The latest installment in the Maisie Dobbs series finds Maisie exploring an Indian subculture that is just beginning to appear in London. It’s 1933 and Mahatma Ghandi has begun his work in India, far off rumblings that barely intrude on the consciousness of most Londoners. Closer to home, a man named Hitler has been appointed chancellor of Germany, but again, very few are concerned about what’s happening in Europe. Meanwhile, Maisie is feeling restless. Her employee, Billy, who was badly beaten up in the last installment, has returned to work but it’s obvious he’s not really well yet. The body of an Indian woman, clad in a bright sari and shot right through the red bindi mark on her forehead, is found floating in a canal in a poorer area of London. Her brother arrives from India 2 months later, outraged that so little has been done to find the murderer. Maisie is called in to help.
The murdered woman, Usha Pramal, was a most unusual person. She came from a well-off family and was highly educated, yet she chose to become a governess to a British family and travel with them to England. At the time of her death, however, she was living in an Ayah’s Hostel, a home for Indian women who traveled far from home with British families and then were abandoned when their services were no longer needed. Usha is saving money to return to India and open a school for girls. As Maisie visits the hostel and meets the people who run it and the other residents of the area, her suspicions begin to rise. Usha emerges as a most unusual woman, someone who had a gift of touching everyone she met. Could someone have loved her so much they killed her? Meanwhile, Maisie’s office has also been called upon to investigate a case of a boy who’s run away from his boarding school, and whose father seems curiously unaffected by his disappearance. Maisie has been trained that there’s no such thing as coincidence, and when she learns of an Indian connection, she pursues things further.

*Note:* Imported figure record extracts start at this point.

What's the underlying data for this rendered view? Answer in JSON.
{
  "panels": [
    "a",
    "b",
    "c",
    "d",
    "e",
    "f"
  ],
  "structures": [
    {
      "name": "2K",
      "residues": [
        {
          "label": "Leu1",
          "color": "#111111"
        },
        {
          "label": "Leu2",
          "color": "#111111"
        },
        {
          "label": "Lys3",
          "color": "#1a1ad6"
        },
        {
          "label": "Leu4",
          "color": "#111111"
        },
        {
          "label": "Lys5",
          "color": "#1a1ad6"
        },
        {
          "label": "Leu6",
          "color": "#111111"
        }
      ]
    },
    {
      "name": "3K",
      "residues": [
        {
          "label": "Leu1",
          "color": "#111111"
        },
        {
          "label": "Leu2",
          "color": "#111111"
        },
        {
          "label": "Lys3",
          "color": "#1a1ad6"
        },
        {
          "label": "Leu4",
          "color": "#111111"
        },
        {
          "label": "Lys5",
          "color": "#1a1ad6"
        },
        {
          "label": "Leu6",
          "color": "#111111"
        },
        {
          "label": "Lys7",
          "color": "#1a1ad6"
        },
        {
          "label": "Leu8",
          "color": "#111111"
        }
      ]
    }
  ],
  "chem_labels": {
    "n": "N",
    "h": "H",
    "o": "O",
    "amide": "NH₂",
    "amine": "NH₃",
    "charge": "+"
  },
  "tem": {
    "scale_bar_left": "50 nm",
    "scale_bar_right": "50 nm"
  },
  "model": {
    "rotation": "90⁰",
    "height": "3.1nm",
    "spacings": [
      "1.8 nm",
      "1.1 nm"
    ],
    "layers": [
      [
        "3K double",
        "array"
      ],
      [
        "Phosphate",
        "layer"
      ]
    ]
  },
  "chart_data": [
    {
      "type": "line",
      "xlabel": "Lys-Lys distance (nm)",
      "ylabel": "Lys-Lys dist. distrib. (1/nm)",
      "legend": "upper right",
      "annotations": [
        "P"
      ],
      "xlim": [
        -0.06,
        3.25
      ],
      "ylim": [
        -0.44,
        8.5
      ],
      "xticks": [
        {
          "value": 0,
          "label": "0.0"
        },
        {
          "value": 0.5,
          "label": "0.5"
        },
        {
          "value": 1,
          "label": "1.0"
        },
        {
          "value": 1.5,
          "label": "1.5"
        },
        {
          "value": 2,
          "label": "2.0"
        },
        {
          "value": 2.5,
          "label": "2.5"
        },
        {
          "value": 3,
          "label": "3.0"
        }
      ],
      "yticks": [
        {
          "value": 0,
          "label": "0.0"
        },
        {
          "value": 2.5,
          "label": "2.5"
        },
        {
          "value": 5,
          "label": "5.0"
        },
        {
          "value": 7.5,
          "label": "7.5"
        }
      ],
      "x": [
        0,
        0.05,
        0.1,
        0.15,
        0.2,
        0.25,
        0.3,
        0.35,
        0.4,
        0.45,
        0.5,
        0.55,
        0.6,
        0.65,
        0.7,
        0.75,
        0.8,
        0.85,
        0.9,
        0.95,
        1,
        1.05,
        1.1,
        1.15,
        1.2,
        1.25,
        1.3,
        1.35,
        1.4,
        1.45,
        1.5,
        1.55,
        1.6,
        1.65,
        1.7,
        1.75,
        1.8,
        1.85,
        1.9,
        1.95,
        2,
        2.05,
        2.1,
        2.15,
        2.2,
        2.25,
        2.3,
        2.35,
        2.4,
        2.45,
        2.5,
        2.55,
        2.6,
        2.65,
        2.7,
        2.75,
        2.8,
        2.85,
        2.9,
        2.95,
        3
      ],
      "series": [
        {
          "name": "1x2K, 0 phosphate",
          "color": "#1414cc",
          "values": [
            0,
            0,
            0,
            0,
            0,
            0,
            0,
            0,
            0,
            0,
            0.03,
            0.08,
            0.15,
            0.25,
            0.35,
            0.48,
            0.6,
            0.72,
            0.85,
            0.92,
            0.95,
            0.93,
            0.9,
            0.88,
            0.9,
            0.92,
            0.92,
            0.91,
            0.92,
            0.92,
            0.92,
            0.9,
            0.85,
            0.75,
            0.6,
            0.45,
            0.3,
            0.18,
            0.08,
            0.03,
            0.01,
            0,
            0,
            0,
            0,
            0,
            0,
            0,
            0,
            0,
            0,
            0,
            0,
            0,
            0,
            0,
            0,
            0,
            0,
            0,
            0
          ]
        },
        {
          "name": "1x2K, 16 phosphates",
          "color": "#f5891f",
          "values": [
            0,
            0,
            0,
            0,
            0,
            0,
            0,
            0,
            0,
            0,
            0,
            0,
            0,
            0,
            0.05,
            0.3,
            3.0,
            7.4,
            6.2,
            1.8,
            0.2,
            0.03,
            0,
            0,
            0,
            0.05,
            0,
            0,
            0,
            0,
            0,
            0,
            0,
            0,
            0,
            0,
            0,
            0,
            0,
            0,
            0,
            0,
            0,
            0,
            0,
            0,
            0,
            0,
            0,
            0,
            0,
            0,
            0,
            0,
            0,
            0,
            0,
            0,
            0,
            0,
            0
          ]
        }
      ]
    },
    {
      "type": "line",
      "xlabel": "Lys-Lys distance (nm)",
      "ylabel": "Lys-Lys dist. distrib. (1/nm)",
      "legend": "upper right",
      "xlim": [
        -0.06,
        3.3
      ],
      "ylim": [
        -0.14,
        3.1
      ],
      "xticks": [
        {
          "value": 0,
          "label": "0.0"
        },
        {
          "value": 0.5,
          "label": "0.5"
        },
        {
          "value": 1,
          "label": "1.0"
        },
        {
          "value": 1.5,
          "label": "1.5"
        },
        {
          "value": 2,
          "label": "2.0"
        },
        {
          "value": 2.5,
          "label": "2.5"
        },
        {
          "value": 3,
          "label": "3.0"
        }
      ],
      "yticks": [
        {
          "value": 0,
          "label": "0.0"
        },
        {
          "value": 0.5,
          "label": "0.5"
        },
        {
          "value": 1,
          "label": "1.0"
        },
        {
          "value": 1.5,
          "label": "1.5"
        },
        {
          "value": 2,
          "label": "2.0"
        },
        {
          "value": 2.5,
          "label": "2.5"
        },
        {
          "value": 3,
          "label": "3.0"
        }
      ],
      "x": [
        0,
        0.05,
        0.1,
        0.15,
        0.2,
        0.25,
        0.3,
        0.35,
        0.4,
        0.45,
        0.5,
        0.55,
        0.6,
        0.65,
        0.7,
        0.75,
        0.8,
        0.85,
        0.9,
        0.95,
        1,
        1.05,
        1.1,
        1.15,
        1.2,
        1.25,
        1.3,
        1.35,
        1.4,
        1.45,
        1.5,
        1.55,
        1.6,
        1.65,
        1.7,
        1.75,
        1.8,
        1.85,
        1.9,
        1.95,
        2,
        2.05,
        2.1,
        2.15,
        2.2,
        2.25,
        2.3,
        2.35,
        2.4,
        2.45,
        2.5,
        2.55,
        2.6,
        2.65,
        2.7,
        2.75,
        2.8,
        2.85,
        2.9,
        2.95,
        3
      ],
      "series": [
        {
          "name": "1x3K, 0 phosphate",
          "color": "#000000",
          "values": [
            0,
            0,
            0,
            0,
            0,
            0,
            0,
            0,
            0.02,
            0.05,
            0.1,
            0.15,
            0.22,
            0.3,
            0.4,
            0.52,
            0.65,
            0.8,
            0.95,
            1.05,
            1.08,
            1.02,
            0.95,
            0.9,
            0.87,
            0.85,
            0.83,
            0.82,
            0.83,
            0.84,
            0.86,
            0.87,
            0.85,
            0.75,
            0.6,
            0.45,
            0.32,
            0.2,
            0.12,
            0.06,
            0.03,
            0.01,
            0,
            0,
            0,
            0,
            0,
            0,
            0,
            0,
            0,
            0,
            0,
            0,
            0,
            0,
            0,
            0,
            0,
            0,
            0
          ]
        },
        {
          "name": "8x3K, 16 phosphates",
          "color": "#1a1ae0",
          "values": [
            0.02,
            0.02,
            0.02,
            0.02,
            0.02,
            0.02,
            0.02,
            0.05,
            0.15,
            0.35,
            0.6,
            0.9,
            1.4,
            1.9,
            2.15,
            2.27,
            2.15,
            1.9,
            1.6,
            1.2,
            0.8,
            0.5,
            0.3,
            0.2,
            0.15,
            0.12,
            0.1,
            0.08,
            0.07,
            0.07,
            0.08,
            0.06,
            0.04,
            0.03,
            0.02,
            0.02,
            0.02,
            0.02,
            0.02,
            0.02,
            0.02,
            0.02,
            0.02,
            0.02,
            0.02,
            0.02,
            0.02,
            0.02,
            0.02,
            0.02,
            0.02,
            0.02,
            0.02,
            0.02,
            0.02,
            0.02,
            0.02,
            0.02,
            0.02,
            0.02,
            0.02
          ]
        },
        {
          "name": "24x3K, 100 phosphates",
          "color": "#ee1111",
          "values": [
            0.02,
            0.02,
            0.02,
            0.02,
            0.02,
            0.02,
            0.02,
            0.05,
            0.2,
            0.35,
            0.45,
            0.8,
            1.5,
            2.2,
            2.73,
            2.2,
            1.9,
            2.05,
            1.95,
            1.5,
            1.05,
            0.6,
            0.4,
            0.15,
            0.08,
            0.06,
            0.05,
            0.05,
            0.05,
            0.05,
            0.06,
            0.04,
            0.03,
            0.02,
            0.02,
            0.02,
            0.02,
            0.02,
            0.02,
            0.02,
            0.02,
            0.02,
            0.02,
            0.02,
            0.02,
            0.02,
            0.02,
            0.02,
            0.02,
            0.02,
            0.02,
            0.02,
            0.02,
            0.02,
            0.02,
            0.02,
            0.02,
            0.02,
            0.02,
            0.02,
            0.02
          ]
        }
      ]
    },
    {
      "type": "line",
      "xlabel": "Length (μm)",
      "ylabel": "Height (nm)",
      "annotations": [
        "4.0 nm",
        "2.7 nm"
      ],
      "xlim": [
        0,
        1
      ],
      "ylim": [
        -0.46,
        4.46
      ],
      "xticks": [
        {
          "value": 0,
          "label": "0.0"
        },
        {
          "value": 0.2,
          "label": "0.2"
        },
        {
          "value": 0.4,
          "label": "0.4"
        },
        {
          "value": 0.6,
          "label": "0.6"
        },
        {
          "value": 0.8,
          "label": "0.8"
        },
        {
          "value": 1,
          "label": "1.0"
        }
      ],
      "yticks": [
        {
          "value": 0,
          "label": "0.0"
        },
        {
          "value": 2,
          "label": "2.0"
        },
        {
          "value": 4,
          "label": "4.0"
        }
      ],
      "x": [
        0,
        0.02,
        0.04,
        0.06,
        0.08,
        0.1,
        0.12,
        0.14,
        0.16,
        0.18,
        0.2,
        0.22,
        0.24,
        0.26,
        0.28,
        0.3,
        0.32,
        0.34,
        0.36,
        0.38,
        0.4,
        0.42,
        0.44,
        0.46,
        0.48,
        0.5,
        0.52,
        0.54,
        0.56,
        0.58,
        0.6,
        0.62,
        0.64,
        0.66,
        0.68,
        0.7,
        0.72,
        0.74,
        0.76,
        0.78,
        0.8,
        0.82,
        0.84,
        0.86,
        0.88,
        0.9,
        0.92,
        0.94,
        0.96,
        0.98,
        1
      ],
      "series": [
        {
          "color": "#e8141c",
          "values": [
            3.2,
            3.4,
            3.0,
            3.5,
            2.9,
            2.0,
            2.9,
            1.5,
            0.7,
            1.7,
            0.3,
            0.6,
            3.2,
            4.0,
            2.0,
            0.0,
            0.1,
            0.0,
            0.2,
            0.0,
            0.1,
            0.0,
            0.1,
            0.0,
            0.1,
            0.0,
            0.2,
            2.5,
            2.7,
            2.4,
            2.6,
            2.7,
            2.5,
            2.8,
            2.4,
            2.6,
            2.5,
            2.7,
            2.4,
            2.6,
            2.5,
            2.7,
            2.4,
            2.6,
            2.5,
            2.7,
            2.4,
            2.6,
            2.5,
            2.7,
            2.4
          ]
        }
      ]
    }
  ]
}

Leaving Everything Most Loved is a double-edged title, referring both to Usha’s journey from India and to Maisie’s own restlessness and desire to travel beyond her island home, which would in effect cause her to leave the things she most loves. As she talks to Indian and British people who’ve made similar decisions, she comes to a decision.
Leaving Everything Most Loved does an excellent job of capturing a time and place. It was interesting to note the racism in British society of the time (which was hardly shocking) and to note places of its absence, which was much more surprising, to learn of certain mixed couples who had found a measure of acceptance in their respective circles. I also appreciated author Jacqueline Winspear’s ability to place this novel into the wider context of international relations of the time. My only problem was that Maisie herself felt a little too modern, with her ready acceptance of new cultures. Even the very best of us are to a certain extent products of our time and culture, and even a very enlightened woman in 1930s would probably still have used terms and had opinions that we would find squirm-inducing today. This didn’t spoil the book for me, but I felt (and have felt before) that Maisie is in many ways more like a time-traveler from our times than a true creature of the 1930s. However, I very much enjoyed this 10th installment in the Maisie Dobbs series.
Sky says
I had not heard of these books, they sound intriguing. Thank you for the review!
Sky
Brooke says
I’ve seen books by this author, but I’ve never read any of them.